Tribunal Administratif d'Orléans — Décision N° TA45-2401251
lundi 7 octobre 2024
| Juridiction | Tribunal Administratif d'Orléans |
| Section | Tribunal Administratif d'Orléans |
| N° Dossier | TA45-2401251 |
| Type | Ordonnance |
| Recours | Excès de pouvoir |
| Publication | D |
| Avocat requérant | SCP CARIOU LEVEQUE |
Résumé IA
Texte intégral
Vu la procédure suivante :
Par une requête, enregistrée le 28 mars 2024, Mme A B, représentée par Me Leveque, demande au tribunal :
1°) d'annuler la décision du 26 février 2024 par laquelle le président du département de Loir-et-Cher a mis fin à la prise en charge de ses frais d'hébergement ;
2°) d'enjoindre au président du département de Loir-et-Cher de maintenir la prise en charge de ses frais d'hébergement ;
3°) de mettre à la charge de l'Etat la somme de 2 000 euros au titre de l'article L. 761-1 du code de justice administrative.

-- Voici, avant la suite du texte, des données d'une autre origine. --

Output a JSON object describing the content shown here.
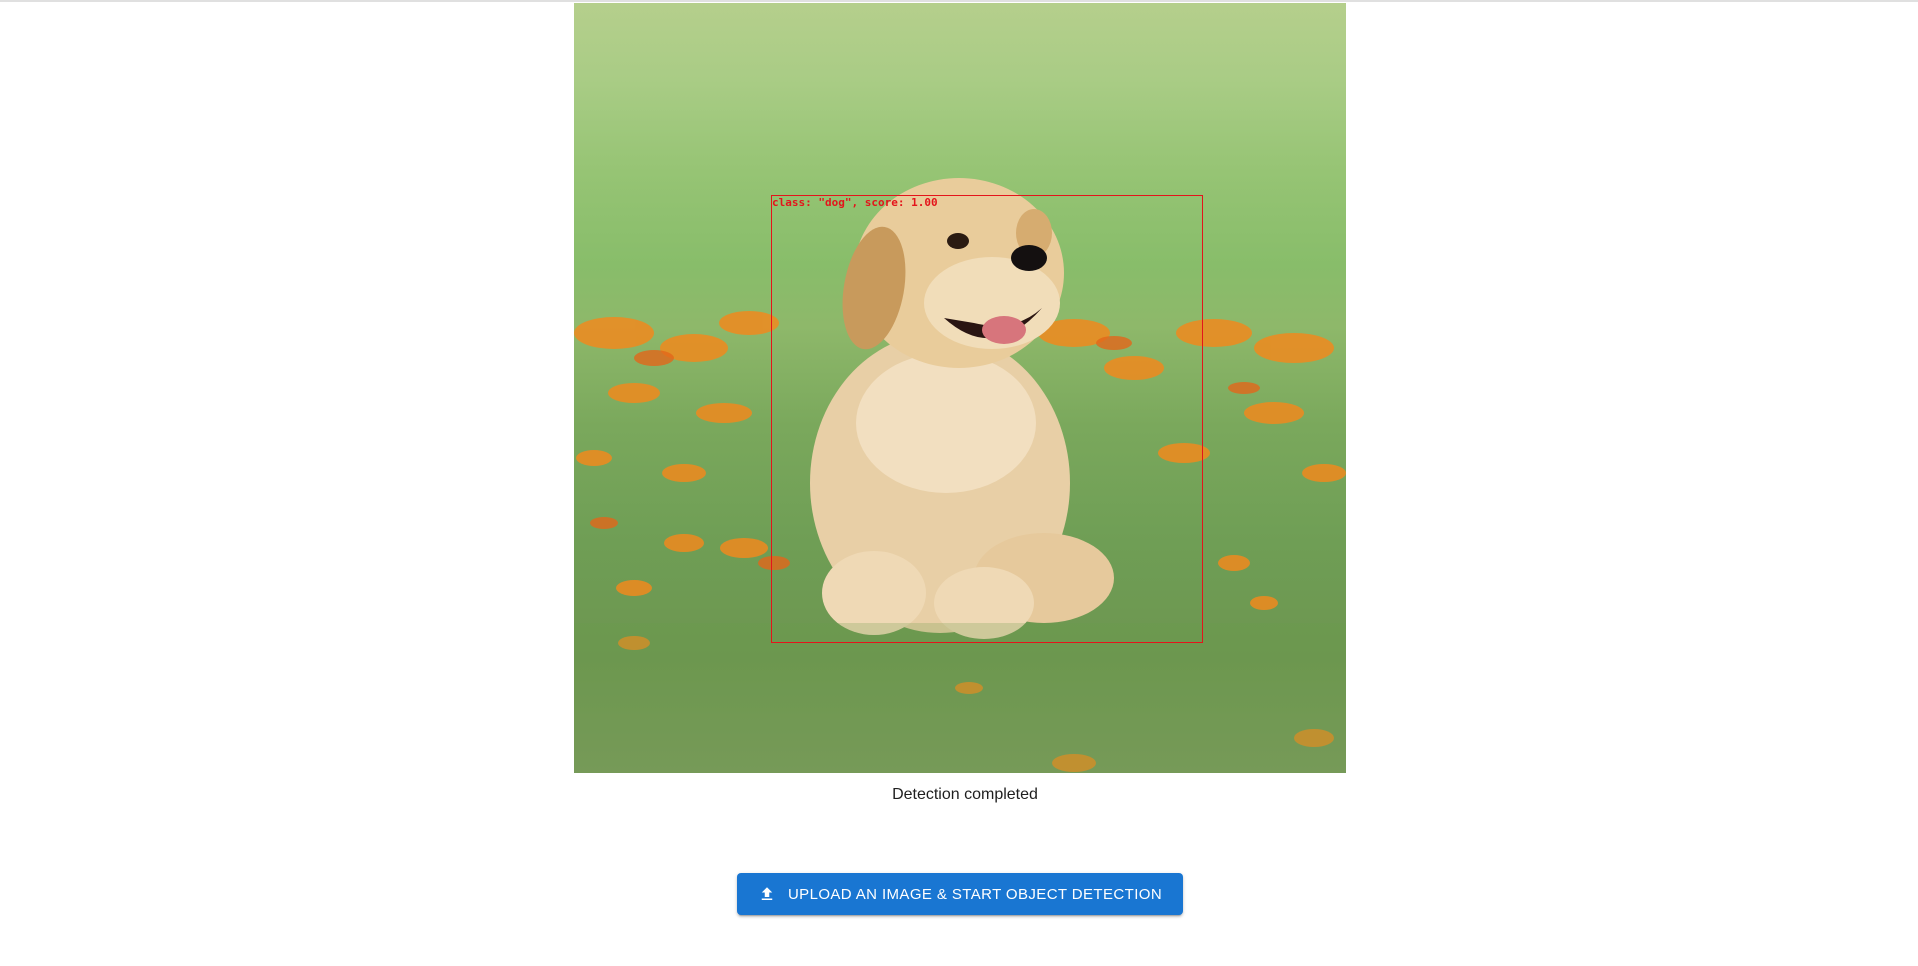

Par un mémoire en défense, enregistré le 2 juillet 2024, le président du département de Loir-et-Cher conclut au rejet de la requête..
Vu les autres pièces du dossier.
Vu le code de justice administrative.
Considérant ce qui suit :
1. Aux termes de l'article R. 222-1 du code de justice administrative : " Les présidents de tribunal administratif () peuvent, par ordonnance : 1° Donner acte des désistements ".
2. Aux termes de l'article R. 612-5-2 du même code : " En cas de rejet d'une demande de suspension présentée sur le fondement de l'article L. 521-1 au motif qu'il n'est pas fait état d'un moyen propre à créer, en l'état de l'instruction, un doute sérieux quant à la légalité de la décision, il appartient au requérant, sauf lorsqu'un pourvoi en cassation est exercé contre l'ordonnance rendue par le juge des référés, de confirmer le maintien de sa requête à fin d'annulation ou de réformation dans un délai d'un mois à compter de la notification de ce rejet. A défaut, le requérant est réputé s'être désisté. / Dans le cas prévu au premier alinéa, la notification de l'ordonnance de rejet mentionne qu'à défaut de confirmation du maintien de sa requête dans le délai d'un mois, le requérant est réputé s'être désisté ".
3. La requête par laquelle Mme B demandait la suspension de l'exécution de la décision du 26 février 2024 susvisée du président du département de Loir-et-Cher a été rejetée par une ordonnance n° 2401252 du 17 avril 2024 du juge des référés, au motif qu'aucun des moyens invoqués par la requérante n'était, en l'état de l'instruction, propre à créer un doute sérieux quant à la légalité de cette décision. Cette ordonnance a été notifiée à Mme B par un courrier reçu le 18 avril 2024 qui l'informait de ce que, en application de l'article R. 612-5-2 du code de justice administrative, elle serait réputée s'être désistée de sa requête à fin d'annulation de la décision litigieuse si elle ne produisait pas, dans le délai d'un mois et sous le numéro d'instance correspondant, un courrier confirmant le maintien de cette requête. Ce courrier a été délivré à la requérante le 23 avril 2024. La requérante, qui n'a pas formé de pourvoi en cassation contre l'ordonnance n° 2401252, n'a pas confirmé le maintien de sa requête n° 2401251 dans le délai d'un mois imparti. Elle doit ainsi être réputée s'être désistée de cette requête. Il y a lieu de lui donner acte de ce désistement.
4. Il n'y a pas lieu, dans les circonstances de l'espèce, de mettre à la charge de l'Etat le versement à Mme B de la somme de 2 000 euros au titre de l'article L. 761-1 du code de justice administrative.
O R D O N N E :
Article 1er : Il est donné acte du désistement de Mme B.
Article 2 : Les conclusions de la requête sont rejetées pour le surplus.
Article 3 : La présente ordonnance sera notifiée à Mme A B et au président du département de Loir-et-Cher.
Fait à Orléans, le 7 octobre 2024.
Le président du tribunal,
Benoist GUEVEL
La République mande et ordonne au préfet de Loir-et-Cher en ce qui le concerne ou à tous commissaires de justice à ce requis en ce qui concerne les voies de droit commun contre les parties privées, de pourvoir à l'exécution de la présente décision.